1.3 Data selection

The initial research proposal had involved various independent datasets held in different systems but relating to a single overall project, Raunds, an EH project studying a large area in Northamptonshire, with a wide range of finds and environmental data. As the project progressed, we realised that a broader range of datasets from a number of organisations would more fully test the mapping and cross-searching methods.

Given the initial selection of Raunds Roman (RRAD - Iron Age and Roman) with associated Stanwick (STAN) sampling data and Raunds Prehistoric (RPRE - Neolithic and Bronze Age) datasets, we looked for related datasets, particularly for the Roman period. There were a number of reasons for mapping to the Museum of London Archaeology (MoLA) data. The MoLA recording system has been well documented (Spence 1990) and has become well established over the last 20-25 years, being widely adopted in the UK (and beyond) by a range of organisations, with various modifications. Mapping to MoLA project structure results in the potential mapping to the CIDOC CRM and CRM-EH of a large group of projects that had used the system for recording over the years, through their shared data structure. Accordingly, a set of different projects using the MoLA database format were mapped and data extracted, the largest being the Royal Opera House (ROP) project.

The (LEAP) data from the Silchester Roman town life project was also identified as a useful test bed since it related well to RRAD by period. The Silchester IADB dataset employed in STAR was published as part of the AHRC-funded LEAP project and LEAP is used as an acronym for the dataset in this article.
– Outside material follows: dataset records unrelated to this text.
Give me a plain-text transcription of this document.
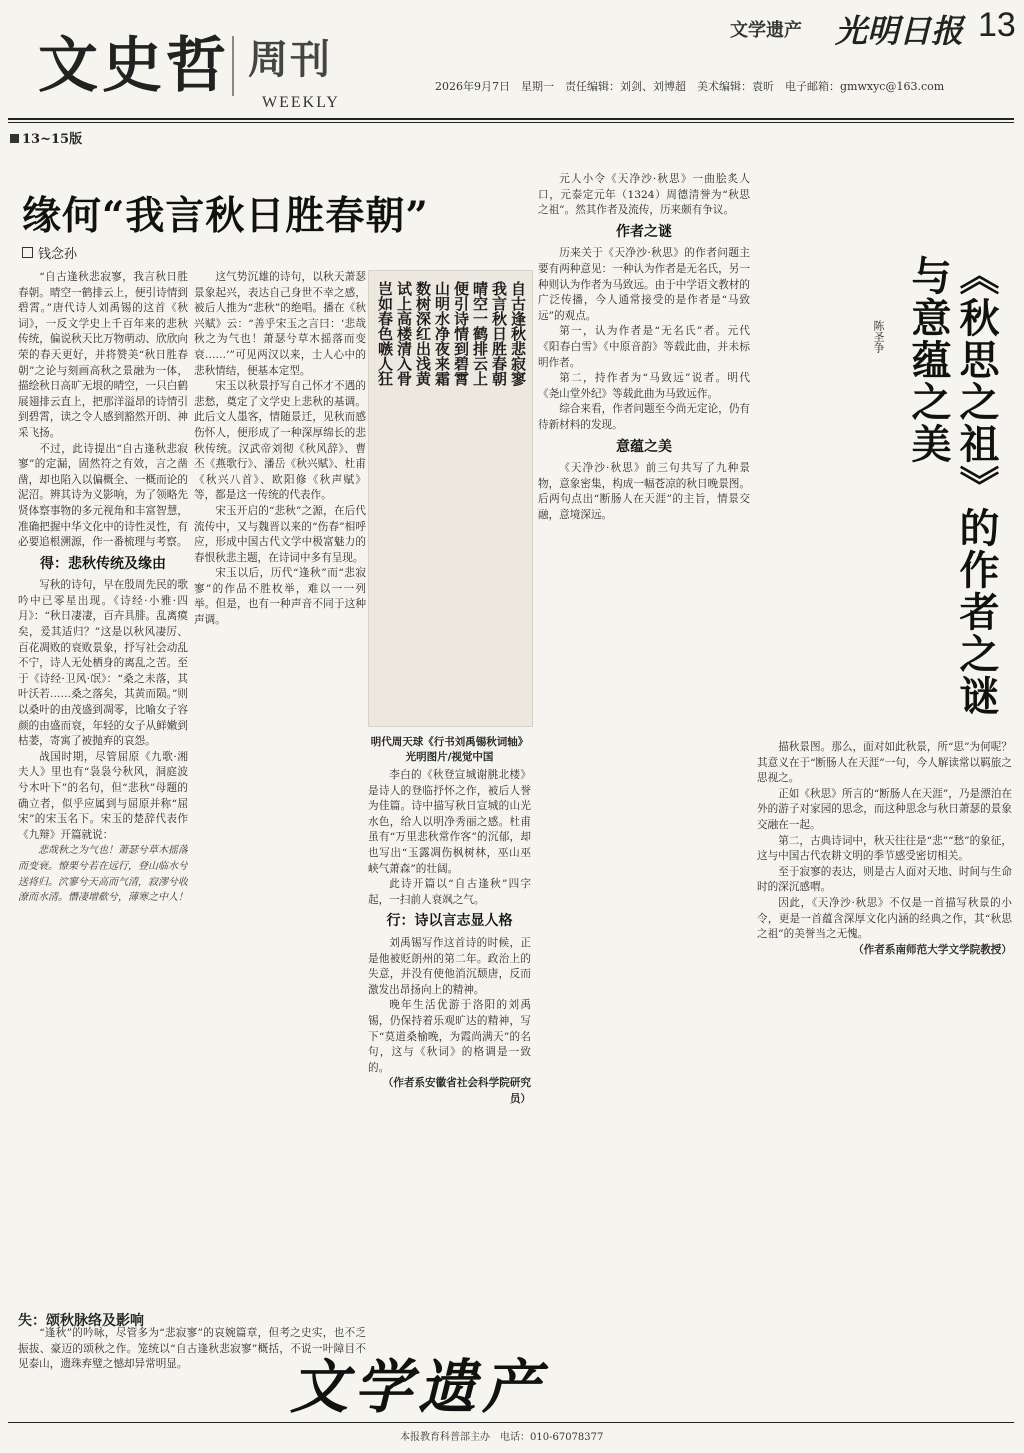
文史哲 周刊
WEEKLY
13~15版
文学遗产 光明日报 13
2026年9月7日　星期一　责任编辑：刘剑、刘博超　美术编辑：袁昕　电子邮箱：gmwxyc@163.com
缘何“我言秋日胜春朝”
钱念孙

“自古逢秋悲寂寥，我言秋日胜春朝。晴空一鹤排云上，便引诗情到碧霄。”唐代诗人刘禹锡的这首《秋词》，一反文学史上千百年来的悲秋传统，偏说秋天比万物萌动、欣欣向荣的春天更好，并将赞美“秋日胜春朝”之论与刻画高秋之景融为一体，描绘秋日高旷无垠的晴空，一只白鹤展翅排云直上，把那洋溢昂的诗情引到碧霄，读之令人感到豁然开朗、神采飞扬。

不过，此诗提出“自古逢秋悲寂寥”的定漏，固然符之有效，言之凿凿，却也陷入以偏概全、一概而论的泥沼。辨其诗为义影响，为了领略先贤体察事物的多元视角和丰富智慧，准确把握中华文化中的诗性灵性，有必要追根溯源，作一番梳理与考察。

得：悲秋传统及缘由

写秋的诗句，早在殷周先民的歌吟中已零星出现。《诗经·小雅·四月》：“秋日凄凄，百卉具腓。乱离瘼矣，爰其适归？”这是以秋风凄厉、百花凋败的衰败景象，抒写社会动乱不宁，诗人无处栖身的离乱之苦。至于《诗经·卫风·氓》：“桑之未落，其叶沃若……桑之落矣，其黄而陨。”则以桑叶的由茂盛到凋零，比喻女子容颜的由盛而衰，年轻的女子从鲜嫩到枯萎，寄寓了被抛弃的哀怨。

战国时期，尽管屈原《九歌·湘夫人》里也有“袅袅兮秋风，洞庭波兮木叶下”的名句，但“悲秋”母题的确立者，似乎应属到与屈原并称“屈宋”的宋玉名下。宋玉的楚辞代表作《九辩》开篇就说：

悲哉秋之为气也！萧瑟兮草木摇落而变衰。憭栗兮若在远行，登山临水兮送将归。泬寥兮天高而气清，寂漻兮收潦而水清。憯凄增欷兮，薄寒之中人！

这气势沉雄的诗句，以秋天萧瑟景象起兴，表达自己身世不幸之感，被后人推为“悲秋”的绝唱。播在《秋兴赋》云：“善乎宋玉之言曰：‘悲哉秋之为气也！萧瑟兮草木摇落而变衰……’”可见两汉以来，士人心中的悲秋情结，便基本定型。

宋玉以秋景抒写自己怀才不遇的悲愁，奠定了文学史上悲秋的基调。此后文人墨客，情随景迁，见秋而感伤怀人，便形成了一种深厚绵长的悲秋传统。汉武帝刘彻《秋风辞》、曹丕《燕歌行》、潘岳《秋兴赋》、杜甫《秋兴八首》、欧阳修《秋声赋》等，都是这一传统的代表作。

宋玉开启的“悲秋”之源，在后代流传中，又与魏晋以来的“伤春”相呼应，形成中国古代文学中极富魅力的春恨秋悲主题，在诗词中多有呈现。

宋玉以后，历代“逢秋”而“悲寂寥”的作品不胜枚举，难以一一列举。但是，也有一种声音不同于这种声调。

自古逢秋悲寂寥
我言秋日胜春朝
晴空一鹤排云上
便引诗情到碧霄
山明水净夜来霜
数树深红出浅黄
试上高楼清入骨
岂如春色嗾人狂
明代周天球《行书刘禹锡秋词轴》
光明图片/视觉中国

李白的《秋登宣城谢朓北楼》是诗人的登临抒怀之作，被后人誉为佳篇。诗中描写秋日宣城的山光水色，给人以明净秀丽之感。杜甫虽有“万里悲秋常作客”的沉郁，却也写出“玉露凋伤枫树林，巫山巫峡气萧森”的壮阔。

此诗开篇以“自古逢秋”四字起，一扫前人衰飒之气。

行：诗以言志显人格

刘禹锡写作这首诗的时候，正是他被贬朗州的第二年。政治上的失意，并没有使他消沉颓唐，反而激发出昂扬向上的精神。

晚年生活优游于洛阳的刘禹锡，仍保持着乐观旷达的精神，写下“莫道桑榆晚，为霞尚满天”的名句，这与《秋词》的格调是一致的。

（作者系安徽省社会科学院研究员）

失：颂秋脉络及影响

“逢秋”的吟咏，尽管多为“悲寂寥”的哀婉篇章，但考之史实，也不乏振拔、豪迈的颂秋之作。笼统以“自古逢秋悲寂寥”概括，不说一叶障目不见泰山，遗珠弃璧之憾却异常明显。

《秋思之祖》的作者之谜与意蕴之美
陈圣争

元人小令《天净沙·秋思》一曲脍炙人口，元泰定元年（1324）周德清誉为“秋思之祖”。然其作者及流传，历来颇有争议。

作者之谜

历来关于《天净沙·秋思》的作者问题主要有两种意见：一种认为作者是无名氏，另一种则认为作者为马致远。由于中学语文教材的广泛传播，今人通常接受的是作者是“马致远”的观点。

第一，认为作者是“无名氏”者。元代《阳春白雪》《中原音韵》等载此曲，并未标明作者。

第二，持作者为“马致远”说者。明代《尧山堂外纪》等载此曲为马致远作。

综合来看，作者问题至今尚无定论，仍有待新材料的发现。

意蕴之美

《天净沙·秋思》前三句共写了九种景物，意象密集，构成一幅苍凉的秋日晚景图。后两句点出“断肠人在天涯”的主旨，情景交融，意境深远。

描秋景图。那么，面对如此秋景，所“思”为何呢？其意义在于“断肠人在天涯”一句，今人解读常以羁旅之思视之。

正如《秋思》所言的“断肠人在天涯”，乃是漂泊在外的游子对家园的思念，而这种思念与秋日萧瑟的景象交融在一起。

第二，古典诗词中，秋天往往是“悲”“愁”的象征，这与中国古代农耕文明的季节感受密切相关。

至于寂寥的表达，则是古人面对天地、时间与生命时的深沉感喟。

因此，《天净沙·秋思》不仅是一首描写秋景的小令，更是一首蕴含深厚文化内涵的经典之作，其“秋思之祖”的美誉当之无愧。

（作者系南师范大学文学院教授）

文学遗产
本报教育科普部主办　电话：010-67078377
Since the York Archaeological Trust (Integrated Archaeological Database) IADB system was the site database, mapping the LEAP Silchester data results in the potential mapping of other IADB excavation datasets.

An extract of 2460 reports from the OASIS index of grey literature (Online AccesS to the Index of archaeological investigationS) made available by the ADS was an obvious choice for a grey literature dataset. The OASIS project aims to enhance access to grey literature and provides a data capture form, encouraging providers from developer-funded and research fieldwork to contribute reports. While the resulting digital library can be searched via the ADS ArchSearch catalogue utility, there is currently no provision for detailed cross search with online datasets. One goal of STAR was to take a first step towards connecting archaeological grey literature with published online data.

Figure 2

Figure 2: Google maps plot of 3 principle Investigation Projects providing data for STAR - Raunds, Northants; Royal Opera House, London; Silchester, Hants. RDF triple data is displayed for Silchester in the ALT tag box

The selected datasets came in a variety of structures and formats. Mapping the various datasets gave confidence that a wide range of different organisations could potentially map their data records to the ontology. Figure 2 shows the distribution of the main excavation data sites (Raunds, MoLA ROP, Silchester).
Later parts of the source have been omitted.